Investment Risk in Russia Rises as Khodorkovsky Conviction Upheld

Reuters

Pavel Ivlev, founder and chairman of the Committee for Russian Economic Freedom, condemned today’s verdict by the Moscow City Court upholding the false conviction of Mikhail Khodorkovsky, former Yukos CEO and Russia’s most well-known political prisoner, saying the result compounds investment risk in Russia.

Putin’s regime today put its own greed ahead of the interests of ordinary Russians who are starved for the capital they need to bolster their economy, create jobs and modernize the country,” Ivlev said. “The court’s decision mocks the rule of law and reconfirms the wide-held belief that it’s unsafe both physically and financially to invest in Russia.

Khodorkovsky and his business partner and co-defendant Platon L. Lebedev were found guilty by a lower court in Dec. 2010 on a second round of trumped up charges stemming from bizarre allegations that they embezzled the entire production of the Yukos Oil Company from 1998 to 2003. Today, the Moscow City Court upheld the verdict.
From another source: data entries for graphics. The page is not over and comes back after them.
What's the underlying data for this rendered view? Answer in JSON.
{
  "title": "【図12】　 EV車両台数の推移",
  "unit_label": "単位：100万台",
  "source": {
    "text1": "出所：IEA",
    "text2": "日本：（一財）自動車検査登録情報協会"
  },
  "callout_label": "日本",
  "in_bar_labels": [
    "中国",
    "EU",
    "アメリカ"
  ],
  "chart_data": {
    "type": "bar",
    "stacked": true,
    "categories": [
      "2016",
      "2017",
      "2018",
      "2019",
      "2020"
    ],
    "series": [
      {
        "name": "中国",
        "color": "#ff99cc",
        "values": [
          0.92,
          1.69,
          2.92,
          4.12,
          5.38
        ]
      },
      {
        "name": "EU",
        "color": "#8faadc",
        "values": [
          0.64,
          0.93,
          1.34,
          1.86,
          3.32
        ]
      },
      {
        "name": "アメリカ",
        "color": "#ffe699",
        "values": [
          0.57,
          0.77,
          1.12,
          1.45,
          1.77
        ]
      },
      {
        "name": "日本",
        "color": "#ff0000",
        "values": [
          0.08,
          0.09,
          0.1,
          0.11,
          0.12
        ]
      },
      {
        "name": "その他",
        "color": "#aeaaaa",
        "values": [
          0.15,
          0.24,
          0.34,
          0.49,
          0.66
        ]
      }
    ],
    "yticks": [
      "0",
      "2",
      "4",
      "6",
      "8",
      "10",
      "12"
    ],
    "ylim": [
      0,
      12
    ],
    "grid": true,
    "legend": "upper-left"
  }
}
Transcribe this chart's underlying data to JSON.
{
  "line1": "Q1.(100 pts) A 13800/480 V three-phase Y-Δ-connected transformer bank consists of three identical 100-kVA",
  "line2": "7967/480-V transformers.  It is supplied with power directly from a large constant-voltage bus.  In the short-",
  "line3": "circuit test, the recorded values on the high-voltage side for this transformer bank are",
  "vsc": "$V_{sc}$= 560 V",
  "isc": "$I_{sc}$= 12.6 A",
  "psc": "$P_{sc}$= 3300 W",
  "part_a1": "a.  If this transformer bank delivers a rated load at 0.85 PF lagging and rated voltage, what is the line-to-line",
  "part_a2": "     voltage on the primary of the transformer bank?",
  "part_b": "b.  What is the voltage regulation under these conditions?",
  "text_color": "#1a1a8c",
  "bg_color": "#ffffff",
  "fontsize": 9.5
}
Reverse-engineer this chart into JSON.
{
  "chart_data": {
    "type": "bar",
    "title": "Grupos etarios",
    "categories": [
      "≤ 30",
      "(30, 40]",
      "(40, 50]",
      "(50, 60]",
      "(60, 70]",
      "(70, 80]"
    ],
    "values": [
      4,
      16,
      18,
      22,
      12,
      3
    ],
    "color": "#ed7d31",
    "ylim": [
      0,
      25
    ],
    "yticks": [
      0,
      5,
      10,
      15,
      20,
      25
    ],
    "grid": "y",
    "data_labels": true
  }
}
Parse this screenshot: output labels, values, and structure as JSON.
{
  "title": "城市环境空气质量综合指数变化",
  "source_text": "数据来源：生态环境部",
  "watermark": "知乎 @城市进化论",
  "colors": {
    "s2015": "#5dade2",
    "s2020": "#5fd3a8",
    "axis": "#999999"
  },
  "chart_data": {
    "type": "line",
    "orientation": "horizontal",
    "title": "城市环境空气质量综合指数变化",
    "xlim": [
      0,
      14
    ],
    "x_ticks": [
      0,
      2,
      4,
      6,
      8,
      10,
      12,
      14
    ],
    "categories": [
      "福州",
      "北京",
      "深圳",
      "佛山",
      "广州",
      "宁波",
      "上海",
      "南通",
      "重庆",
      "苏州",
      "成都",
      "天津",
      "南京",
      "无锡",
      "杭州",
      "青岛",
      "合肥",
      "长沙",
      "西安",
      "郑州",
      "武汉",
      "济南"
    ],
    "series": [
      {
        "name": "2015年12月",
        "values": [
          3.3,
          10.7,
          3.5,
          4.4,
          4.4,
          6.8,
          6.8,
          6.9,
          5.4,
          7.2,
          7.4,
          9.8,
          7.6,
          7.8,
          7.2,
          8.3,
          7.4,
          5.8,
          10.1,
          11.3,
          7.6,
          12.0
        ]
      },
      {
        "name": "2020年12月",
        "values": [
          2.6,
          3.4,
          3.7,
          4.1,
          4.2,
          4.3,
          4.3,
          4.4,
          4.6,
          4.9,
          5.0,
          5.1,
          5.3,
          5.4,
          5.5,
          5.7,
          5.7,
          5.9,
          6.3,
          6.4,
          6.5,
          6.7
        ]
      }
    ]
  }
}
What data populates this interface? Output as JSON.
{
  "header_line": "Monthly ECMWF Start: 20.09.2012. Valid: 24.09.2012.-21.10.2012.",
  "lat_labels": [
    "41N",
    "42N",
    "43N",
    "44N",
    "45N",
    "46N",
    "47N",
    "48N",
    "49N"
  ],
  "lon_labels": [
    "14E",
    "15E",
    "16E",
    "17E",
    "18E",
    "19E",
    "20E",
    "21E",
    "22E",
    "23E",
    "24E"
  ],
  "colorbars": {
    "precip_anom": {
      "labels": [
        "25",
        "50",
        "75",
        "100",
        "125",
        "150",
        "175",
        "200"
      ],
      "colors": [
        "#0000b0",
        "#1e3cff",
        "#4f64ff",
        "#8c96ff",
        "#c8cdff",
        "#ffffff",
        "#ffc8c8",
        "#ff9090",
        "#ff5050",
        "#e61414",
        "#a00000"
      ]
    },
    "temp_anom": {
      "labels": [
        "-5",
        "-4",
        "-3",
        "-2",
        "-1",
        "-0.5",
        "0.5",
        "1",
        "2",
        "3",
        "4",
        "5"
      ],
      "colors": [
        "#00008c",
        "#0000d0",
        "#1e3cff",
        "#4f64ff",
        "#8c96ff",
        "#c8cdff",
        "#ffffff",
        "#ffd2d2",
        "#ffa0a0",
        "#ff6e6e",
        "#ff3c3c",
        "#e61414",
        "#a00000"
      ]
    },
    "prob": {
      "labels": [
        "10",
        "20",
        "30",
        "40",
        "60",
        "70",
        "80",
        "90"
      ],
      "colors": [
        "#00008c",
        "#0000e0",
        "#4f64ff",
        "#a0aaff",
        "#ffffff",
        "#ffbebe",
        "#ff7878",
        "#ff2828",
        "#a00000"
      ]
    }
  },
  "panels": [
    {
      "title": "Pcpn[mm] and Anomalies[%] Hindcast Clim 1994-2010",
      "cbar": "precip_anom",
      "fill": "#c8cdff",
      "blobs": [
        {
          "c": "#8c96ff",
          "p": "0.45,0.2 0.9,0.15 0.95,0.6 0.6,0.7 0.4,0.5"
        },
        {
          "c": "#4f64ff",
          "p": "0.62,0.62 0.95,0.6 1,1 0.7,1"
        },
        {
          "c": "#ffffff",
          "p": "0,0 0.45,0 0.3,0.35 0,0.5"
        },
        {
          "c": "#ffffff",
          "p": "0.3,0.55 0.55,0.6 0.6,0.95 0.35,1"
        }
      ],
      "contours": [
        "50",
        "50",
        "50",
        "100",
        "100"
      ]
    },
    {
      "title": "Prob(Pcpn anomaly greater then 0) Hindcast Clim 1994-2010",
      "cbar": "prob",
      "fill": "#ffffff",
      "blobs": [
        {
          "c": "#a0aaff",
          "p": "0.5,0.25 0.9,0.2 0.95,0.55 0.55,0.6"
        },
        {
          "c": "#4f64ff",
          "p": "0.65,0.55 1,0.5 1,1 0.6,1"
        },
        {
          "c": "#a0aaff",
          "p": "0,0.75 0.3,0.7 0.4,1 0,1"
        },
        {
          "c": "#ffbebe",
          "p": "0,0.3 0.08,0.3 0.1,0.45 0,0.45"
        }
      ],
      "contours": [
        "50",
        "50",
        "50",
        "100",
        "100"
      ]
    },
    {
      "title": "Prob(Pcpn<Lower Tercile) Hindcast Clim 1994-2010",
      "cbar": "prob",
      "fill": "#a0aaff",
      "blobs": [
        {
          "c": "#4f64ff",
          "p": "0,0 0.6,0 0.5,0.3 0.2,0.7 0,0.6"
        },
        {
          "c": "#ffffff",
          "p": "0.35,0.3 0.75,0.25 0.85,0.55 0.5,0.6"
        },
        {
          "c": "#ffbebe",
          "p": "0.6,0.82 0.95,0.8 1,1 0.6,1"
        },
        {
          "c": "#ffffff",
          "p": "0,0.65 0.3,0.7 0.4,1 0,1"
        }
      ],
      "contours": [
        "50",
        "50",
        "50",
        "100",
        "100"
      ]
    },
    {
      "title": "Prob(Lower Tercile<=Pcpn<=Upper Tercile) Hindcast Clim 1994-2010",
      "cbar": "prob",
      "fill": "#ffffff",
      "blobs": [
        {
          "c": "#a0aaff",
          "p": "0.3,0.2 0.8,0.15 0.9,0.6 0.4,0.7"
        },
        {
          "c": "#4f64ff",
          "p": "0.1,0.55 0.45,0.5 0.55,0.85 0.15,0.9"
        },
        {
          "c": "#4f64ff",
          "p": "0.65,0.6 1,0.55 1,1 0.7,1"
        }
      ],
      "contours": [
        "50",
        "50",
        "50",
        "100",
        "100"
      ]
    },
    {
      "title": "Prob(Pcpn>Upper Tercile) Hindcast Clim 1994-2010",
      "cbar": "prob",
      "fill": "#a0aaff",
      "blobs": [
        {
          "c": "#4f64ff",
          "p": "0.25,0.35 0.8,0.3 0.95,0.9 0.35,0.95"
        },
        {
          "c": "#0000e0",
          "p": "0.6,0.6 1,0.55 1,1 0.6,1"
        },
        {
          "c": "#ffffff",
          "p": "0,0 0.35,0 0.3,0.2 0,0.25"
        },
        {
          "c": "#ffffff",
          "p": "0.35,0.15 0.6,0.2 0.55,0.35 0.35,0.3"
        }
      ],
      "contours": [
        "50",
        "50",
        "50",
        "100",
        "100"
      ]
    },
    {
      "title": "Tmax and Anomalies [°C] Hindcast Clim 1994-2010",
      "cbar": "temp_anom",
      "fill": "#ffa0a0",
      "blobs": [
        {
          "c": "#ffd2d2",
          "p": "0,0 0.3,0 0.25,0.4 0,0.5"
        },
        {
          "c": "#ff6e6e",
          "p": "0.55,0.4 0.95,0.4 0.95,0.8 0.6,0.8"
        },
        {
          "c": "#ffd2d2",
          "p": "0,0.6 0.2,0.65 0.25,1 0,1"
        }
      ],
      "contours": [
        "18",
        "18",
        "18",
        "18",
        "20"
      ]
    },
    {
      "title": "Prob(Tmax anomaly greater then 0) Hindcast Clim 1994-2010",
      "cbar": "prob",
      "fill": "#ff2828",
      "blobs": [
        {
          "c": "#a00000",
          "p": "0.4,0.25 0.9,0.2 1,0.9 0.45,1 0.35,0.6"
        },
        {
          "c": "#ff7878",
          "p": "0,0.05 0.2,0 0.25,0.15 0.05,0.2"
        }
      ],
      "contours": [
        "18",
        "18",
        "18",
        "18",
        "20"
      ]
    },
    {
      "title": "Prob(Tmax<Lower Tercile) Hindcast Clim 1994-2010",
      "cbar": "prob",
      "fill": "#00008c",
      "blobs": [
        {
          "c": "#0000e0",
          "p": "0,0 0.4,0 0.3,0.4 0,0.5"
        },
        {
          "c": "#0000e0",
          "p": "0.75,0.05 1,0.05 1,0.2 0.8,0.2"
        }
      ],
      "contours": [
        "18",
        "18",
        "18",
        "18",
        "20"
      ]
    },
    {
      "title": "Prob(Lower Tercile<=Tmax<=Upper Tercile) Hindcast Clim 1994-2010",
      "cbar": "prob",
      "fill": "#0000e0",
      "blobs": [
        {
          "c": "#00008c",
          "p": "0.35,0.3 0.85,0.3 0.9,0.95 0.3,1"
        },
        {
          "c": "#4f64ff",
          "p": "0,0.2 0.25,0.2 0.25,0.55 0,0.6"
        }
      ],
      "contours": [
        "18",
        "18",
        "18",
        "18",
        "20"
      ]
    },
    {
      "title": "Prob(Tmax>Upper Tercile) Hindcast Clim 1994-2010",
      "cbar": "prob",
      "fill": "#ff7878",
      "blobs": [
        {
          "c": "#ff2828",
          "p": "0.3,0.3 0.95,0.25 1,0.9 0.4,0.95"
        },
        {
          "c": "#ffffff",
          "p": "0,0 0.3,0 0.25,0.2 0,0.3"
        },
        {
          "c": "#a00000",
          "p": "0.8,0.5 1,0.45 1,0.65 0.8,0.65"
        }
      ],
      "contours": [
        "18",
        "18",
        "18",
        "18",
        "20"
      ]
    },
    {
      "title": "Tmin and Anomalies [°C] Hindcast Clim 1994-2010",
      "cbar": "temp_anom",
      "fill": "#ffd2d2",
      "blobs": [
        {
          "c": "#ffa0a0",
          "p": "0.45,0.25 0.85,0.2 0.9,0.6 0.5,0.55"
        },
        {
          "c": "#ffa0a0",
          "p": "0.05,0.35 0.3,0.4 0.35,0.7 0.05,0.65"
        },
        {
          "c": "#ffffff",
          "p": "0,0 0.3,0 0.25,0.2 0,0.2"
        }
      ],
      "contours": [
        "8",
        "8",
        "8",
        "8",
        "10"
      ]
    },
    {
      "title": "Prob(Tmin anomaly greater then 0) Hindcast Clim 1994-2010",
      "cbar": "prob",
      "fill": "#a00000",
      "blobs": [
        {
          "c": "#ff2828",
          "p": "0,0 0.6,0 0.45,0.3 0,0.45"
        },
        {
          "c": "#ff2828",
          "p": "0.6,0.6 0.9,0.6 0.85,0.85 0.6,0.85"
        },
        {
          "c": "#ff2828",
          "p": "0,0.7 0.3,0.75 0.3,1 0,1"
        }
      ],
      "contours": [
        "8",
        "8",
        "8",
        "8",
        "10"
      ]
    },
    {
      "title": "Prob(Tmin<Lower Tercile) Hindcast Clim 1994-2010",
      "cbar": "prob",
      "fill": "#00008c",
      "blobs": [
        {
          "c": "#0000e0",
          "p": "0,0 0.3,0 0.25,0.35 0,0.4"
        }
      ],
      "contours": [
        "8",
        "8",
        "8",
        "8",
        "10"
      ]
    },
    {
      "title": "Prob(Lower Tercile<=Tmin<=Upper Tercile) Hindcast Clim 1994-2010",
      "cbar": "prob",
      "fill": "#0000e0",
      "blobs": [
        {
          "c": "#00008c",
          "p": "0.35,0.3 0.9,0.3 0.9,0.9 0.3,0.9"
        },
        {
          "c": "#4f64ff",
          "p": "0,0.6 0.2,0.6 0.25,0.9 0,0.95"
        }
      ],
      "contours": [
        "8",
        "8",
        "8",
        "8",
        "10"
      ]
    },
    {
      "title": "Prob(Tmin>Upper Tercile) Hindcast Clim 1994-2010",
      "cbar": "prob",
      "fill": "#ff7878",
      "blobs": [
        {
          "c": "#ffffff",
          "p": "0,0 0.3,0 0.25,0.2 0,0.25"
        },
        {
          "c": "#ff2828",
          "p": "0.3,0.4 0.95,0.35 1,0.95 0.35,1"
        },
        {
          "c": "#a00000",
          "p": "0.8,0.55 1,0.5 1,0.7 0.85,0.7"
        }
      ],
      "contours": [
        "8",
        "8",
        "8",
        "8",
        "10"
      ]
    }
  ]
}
Both men, who have been in jail since 2003, now face prison camp terms through at least 2016.

Years after Russia began its so-called modernization, the country still looks very much as it did two or three decades ago, where individuals can be locked up indefinitely based on little or no evidence,” Ivlev said. “Investors should be wary of putting their money in a country where the judiciary fails to follow the rule of law and where the rulers pick the market’s winners and losers.”

Khodorkovsky, who entered the Moscow courtroom to applause, spoke about the Dec. 2010 verdict, saying,

In what dusty cellar did they dig up that poisonous Stalinist spider who wrote this drivel? What kind of long-term investments can one talk about with such justice? No modernization will succeed without a purging of these cellars.”

“There is no way to correct this verdict,” Khodorkovsky continued. “Either overturn and terminate this shamefulness, or join ranks with the criminals, who spit on the law. I have nothing to talk about with criminals, even those in a judge’s robe. And indeed there is no reason for me to. I do not need mercy from criminals.”